Kinerja pasar obligasi yang meningkat di 2017 juga tercermin dari kenaikan rata-rata harian nilai
transaksi obligasi sebesar 5,89% dari 15,77 triliun (2016) menjadi 16,70 triliun (2017). Likuiditas transaksi
yang meningkat ini turut menopang peningkatan aktivitas transaksi repurchase agreement. Tercatat
total transaksi repo selama 2017 naik sebesar Rp 42,04 triliun dari Rp 263,17 triliun (2016) menjadi Rp
305,21 triliun (2017). Rata-rata harian nilai transaksi repo juga mengalami kenaikan dari Rp 1,10 triliun
menjadi Rp 1,28 triliun.

Transaksi Repurchase Agreement atau biasa disebut Transaksi Repo adalah kontrak jual atau beli efek
(saham) dan efek bersifat utang (obligasi) dengan janji beli atau jual kembali pada waktu dan harga yang
telah ditetapkan. Pada dasarnya dalam perjanjian Transaksi Repo ada klausul yang menjamin saham
atau obligasi yang telah dijual tersebut dapat dimiliki lagi oleh pemilik efek terdahulu. Dari sudut
pandang pembeli efek istilah Transaksi Repo ini disebut sebagai Transaksi Reverse Repo (kebalikan dari
Repo) yaitu transaksi membeli efek dengan janji menjual kembali pada waktu dan harga yang telah
disepakati. Beberapa tahun belakangan ini, Transaksi Repo menjadi salah satu produk pasar modal yang
berkembang. Berkembangnya transaksi ini pun membuat Direktorat Jenderal Pajak juga memberikan
perhatian. Apalagi Transaksi Repo ini bisa dilakukan di dalam maupun di luar bursa efek sehingga perlu
kejelian dalam menganalisa transaksi ini.

Sebelumnya di tahun 2015, Direktorat Potensi Kepatuhan dan Penerimaan, Direktorat Jenderal Pajak
telah mengeluarkan kajian yang berjudul Pengenaan dan Penggalian Potensi Pajak Penghasilan atas
Transaksi Repurchase Agreement. Dari kajian yang ditulis Suryo Bagus Danandjoyo tersebut diketahui
bahwa pengenaan Pajak Penghasilan (PPh) atas Transaksi Repo belum diatur secara khusus. Walaupun
demikian bukan berarti tidak dikenakan pajak. Dengan menganalisis proses bisnis Tansaksi Repo sebagai
transaksi jual beli efek, pengenaan PPh-nya dapat dilekatkan kepada ketentuan PPh secara umum.
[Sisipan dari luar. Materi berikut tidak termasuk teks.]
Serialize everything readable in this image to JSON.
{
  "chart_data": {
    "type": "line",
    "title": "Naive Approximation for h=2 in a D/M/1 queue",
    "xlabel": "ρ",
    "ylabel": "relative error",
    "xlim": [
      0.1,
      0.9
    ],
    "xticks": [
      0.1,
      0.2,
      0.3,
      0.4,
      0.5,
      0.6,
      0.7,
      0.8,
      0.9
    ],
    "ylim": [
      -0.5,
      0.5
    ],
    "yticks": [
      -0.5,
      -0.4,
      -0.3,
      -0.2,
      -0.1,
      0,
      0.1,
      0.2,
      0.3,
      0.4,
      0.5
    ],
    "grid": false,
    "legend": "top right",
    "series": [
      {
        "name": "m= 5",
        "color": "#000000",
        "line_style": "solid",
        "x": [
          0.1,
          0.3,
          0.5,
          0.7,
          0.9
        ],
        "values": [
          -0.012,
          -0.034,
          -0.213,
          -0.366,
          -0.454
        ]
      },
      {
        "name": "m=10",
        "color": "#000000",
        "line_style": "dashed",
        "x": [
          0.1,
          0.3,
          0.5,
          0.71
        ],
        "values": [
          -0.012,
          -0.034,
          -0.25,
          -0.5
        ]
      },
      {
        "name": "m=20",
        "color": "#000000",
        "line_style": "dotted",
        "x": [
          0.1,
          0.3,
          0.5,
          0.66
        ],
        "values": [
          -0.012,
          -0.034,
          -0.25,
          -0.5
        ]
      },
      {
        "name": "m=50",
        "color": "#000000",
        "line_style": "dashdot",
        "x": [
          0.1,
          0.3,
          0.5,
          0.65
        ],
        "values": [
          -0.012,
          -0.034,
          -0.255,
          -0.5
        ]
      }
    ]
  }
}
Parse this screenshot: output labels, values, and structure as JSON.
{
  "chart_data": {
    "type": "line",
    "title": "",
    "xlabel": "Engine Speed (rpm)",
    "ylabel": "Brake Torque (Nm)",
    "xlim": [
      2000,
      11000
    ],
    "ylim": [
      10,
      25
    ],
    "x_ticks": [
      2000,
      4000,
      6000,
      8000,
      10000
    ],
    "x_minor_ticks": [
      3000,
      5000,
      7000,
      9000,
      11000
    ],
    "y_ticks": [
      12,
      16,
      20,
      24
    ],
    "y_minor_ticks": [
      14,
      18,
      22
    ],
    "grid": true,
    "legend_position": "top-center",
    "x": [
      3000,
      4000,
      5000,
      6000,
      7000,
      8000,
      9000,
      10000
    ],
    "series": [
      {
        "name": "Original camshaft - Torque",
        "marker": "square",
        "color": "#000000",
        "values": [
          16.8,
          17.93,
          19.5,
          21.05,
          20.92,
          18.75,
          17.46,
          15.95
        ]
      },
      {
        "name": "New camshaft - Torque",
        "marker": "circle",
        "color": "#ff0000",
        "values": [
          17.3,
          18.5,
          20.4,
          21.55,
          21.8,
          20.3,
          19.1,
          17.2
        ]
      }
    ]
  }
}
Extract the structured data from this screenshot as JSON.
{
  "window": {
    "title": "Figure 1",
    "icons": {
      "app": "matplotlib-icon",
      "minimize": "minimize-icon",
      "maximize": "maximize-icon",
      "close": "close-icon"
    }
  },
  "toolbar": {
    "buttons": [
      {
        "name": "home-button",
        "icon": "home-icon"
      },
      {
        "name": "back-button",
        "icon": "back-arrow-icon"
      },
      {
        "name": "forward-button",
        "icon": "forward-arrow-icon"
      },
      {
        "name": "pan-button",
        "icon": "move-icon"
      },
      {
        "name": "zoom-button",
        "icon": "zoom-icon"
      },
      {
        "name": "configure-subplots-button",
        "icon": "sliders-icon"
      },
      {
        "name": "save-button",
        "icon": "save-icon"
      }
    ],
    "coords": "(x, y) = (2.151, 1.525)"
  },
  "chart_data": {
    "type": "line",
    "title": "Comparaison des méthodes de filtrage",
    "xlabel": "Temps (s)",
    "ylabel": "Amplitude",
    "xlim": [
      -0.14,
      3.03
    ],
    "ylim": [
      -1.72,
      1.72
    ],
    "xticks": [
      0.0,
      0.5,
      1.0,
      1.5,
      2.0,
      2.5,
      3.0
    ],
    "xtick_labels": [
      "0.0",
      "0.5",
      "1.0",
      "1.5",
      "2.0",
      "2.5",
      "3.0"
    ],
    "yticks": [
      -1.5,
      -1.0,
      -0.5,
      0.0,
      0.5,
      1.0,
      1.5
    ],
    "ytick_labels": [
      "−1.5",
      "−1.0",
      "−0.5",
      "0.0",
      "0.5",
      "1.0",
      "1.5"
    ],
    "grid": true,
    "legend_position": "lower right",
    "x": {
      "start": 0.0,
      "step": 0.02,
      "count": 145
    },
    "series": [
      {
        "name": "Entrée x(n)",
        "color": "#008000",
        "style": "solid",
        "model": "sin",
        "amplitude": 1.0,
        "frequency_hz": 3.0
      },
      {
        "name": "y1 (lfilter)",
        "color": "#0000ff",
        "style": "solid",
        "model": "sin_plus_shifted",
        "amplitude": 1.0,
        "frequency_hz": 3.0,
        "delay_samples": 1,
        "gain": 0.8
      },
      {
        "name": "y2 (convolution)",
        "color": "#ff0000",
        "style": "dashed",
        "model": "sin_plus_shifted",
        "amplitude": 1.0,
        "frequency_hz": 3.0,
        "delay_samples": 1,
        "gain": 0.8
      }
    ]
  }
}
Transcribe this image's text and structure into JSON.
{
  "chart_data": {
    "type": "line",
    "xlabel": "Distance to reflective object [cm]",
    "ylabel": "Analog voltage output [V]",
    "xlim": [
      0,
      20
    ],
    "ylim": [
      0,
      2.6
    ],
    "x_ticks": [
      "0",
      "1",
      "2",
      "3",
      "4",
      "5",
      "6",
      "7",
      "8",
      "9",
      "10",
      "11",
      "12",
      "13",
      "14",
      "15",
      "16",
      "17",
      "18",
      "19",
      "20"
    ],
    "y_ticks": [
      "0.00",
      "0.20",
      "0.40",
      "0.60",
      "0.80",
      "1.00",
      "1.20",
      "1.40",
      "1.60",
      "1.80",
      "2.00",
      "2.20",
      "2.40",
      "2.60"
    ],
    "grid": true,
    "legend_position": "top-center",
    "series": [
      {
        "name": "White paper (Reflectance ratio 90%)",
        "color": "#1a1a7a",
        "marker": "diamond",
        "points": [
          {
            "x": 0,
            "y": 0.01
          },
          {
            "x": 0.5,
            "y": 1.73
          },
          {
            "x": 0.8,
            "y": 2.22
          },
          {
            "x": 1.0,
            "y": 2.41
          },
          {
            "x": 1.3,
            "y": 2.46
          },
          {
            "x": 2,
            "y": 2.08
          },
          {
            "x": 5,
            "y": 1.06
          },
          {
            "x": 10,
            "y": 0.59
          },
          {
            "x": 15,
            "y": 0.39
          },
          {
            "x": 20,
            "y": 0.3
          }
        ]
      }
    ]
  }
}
Namun, kajian tersebut belum membahas mengenai aspek perpajakan Transaksi Repo Syariah.
Sebelumnya di tahun 2014, Dewan Syariah Nasional Majelis Ulama Indonesia (DSN MUI) telah
mengeluarkan Fatwa Nomor 94 Tahun 2014 tentang Repo Surat Berharga Syariah Berdasarkan Prinsip
Syariah. Perbedaan mendasar antara kedua transaksi ini adalah bahwa akad jual beli dalam Transaksi
Repo Syariah berdasarkan akad jual beli sesungguhnya dengan menegasikan unsur riba berupa time
value of money dalam perhitungan penjualan dan pembelian efeknya. Sehingga, aspek perpajakannya
pun tentu akan berbeda dengan Transaksi Repo konvensional. Penelitian ini akan membahas lebih
mendalam mengenai bagaimana aspek perpajakan atas transaksi Repo berdasarkan prinsip syariah.
Bahasan tersebut menjadi penting mengingat potensi pertumbuhan transaksi repo yang semakin
meningkat sehingga diperlukan kesamaan persepsi atas transaksi tersebut bagi semua pihak yang
berkepentingan. Selain itu, penelitian ini bisa dijadikan bahan kajian awal bagi Direktorat Jenderal Pajak
untuk membuat aturan lebih lanjut mengenai transaksi repo berdasarkan prinsip syariah.